Well that's why I think in the end a lot of current generation of IT engineers isn't very thoughtful.

They have tons of options for work which will align with your views, yet they keep choosing ones that pay the most in short term and will not accept anything more than 9-to-5 work with zero responsibility for the company.

I did the complete opposite and I think it went way better for me, but of course everyone is entitled to their own opinion. And their own place in layoffs.
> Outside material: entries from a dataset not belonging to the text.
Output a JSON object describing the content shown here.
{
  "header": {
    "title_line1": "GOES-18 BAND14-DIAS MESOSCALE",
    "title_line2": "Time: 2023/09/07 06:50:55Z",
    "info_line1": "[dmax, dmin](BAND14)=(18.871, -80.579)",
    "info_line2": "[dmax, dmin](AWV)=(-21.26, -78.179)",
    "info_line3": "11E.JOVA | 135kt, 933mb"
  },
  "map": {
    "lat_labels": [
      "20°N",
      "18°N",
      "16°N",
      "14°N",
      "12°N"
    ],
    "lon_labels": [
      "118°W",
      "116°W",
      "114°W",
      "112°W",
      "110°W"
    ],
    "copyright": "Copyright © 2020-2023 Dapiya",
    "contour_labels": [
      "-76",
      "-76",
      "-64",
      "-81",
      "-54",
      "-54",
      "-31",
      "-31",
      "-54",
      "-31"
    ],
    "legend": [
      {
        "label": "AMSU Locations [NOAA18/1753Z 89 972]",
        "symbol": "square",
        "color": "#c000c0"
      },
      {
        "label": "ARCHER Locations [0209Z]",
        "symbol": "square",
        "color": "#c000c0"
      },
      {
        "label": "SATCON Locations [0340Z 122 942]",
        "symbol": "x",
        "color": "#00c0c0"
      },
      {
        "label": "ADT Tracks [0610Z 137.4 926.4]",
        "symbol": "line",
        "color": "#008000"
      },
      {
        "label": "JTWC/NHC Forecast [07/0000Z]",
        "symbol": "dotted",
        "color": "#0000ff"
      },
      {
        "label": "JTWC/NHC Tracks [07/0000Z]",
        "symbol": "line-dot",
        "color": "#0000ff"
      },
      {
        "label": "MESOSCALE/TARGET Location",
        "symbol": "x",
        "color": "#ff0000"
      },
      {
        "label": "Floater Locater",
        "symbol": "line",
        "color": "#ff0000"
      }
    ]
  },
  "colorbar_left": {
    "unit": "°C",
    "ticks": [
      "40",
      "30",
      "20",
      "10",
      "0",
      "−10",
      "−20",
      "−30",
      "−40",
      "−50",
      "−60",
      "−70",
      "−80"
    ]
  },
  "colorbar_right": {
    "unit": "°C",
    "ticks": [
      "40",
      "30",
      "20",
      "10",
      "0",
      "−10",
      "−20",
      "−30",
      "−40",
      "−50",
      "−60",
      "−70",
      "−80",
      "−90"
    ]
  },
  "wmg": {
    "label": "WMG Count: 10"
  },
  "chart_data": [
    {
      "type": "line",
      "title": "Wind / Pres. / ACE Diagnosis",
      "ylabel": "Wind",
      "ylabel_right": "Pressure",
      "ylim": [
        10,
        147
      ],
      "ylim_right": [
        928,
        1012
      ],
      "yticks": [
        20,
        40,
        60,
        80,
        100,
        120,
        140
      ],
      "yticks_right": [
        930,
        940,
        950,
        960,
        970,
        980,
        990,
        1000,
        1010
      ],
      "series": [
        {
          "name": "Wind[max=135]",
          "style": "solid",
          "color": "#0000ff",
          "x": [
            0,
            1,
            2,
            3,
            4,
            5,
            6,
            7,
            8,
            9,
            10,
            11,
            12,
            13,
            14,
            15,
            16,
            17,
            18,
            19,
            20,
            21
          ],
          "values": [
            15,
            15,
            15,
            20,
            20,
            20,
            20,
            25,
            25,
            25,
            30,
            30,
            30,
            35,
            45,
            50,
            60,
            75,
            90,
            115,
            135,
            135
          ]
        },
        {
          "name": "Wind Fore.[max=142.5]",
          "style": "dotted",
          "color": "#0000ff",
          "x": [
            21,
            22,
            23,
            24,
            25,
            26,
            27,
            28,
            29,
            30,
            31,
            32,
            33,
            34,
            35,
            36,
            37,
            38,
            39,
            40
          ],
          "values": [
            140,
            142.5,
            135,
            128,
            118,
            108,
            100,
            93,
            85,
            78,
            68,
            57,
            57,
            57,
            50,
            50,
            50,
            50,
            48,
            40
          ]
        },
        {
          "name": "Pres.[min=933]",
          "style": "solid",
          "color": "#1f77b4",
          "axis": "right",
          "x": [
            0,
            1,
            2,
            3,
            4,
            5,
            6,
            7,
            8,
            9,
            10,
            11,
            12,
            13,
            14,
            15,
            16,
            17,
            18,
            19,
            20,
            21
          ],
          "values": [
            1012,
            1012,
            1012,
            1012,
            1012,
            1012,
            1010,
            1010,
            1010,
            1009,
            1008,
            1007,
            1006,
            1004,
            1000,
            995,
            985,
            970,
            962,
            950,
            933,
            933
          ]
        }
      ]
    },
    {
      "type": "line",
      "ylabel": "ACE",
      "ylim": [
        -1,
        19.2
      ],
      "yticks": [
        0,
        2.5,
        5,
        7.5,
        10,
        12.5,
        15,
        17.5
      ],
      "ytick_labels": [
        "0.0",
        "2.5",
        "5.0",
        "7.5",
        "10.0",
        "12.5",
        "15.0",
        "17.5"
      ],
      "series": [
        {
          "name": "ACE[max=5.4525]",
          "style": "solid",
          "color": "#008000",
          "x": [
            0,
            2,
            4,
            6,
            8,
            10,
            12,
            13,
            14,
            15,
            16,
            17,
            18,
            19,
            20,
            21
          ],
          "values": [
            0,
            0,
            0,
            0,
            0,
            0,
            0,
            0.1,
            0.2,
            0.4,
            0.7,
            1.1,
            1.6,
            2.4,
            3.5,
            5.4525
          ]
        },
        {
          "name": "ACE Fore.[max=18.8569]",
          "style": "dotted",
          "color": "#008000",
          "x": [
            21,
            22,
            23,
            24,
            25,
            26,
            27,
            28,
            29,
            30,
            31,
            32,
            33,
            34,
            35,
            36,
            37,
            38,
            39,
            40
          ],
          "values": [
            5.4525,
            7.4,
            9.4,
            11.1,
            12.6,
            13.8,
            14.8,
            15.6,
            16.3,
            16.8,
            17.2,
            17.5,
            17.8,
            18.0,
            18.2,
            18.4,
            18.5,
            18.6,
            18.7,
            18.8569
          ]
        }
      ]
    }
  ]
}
The business commands the resources to decide if their strategy is long or short term. An employee selling stock grants has no such decision authority, and selling the stock is diversifying their risk in the long term.
You can pick company where you have decision authority and/or you see they are picking long term strategy.
I think it's totally fair. This is what the stock is worth today, and this is what they need to offer you in total USD. Why on earth should you accept a lower offer just because their stock is lower? And what a thing to have your own manager openly gripe about, yikes.
Then he recommended that person be let go.
To be fair, I don't think this person ended up being involved in that decision. I've been in contact with them since and there doesn't seem to be any animosity.

There are plenty of more obvious reasons I was let go:

- I was in the last cohort hired before the hiring freeze.

- I had a terrible fit with my first team (this manager was on that team, but it wasn't with them) and put in for a transfer after about 3 months.

- The VP for that area came down pretty hard on me directly because this represented a permanent loss in headcount and made it clear that they'd be extremely upset if I pushed for it.

- I put in my transfer request anyway (the day that they announced transfers would be frozen), and was actually transferred about 5 minutes before the freeze happened.

- In my new team my new manager gave their two week notice on my first day.

- I enjoyed the work, but the new manager and I never really got along.

- I was one of two people on the team, the other person was in the same time zone as the new manager, and I wasn't.

Frankly I'd have been shocked if I hadn't gotten laid off.

Tech stocks have high volatility. If, for example, I joined Amazon at peak in 2021, and the stock crashed 50% over the next few months, it would still totally be worth it to stick around and vest. Even the case with smaller tech companies that achieved meme status like Palantir which suffered the usual post-IPO crash -- if I believe outlook will be positive in the long term. Could be 2 years or 10, doesn't matter to me. The stock being public REALLY helps. I would think about it very differently if it was private.
It's not just tech or publicly-traded tech companies, but a corporate culture of a few CEOs paid 500x the average worker. It's an owner-take-all gambit off the backs of workers who have to resort to relieving themselves in bottles for borderline wages.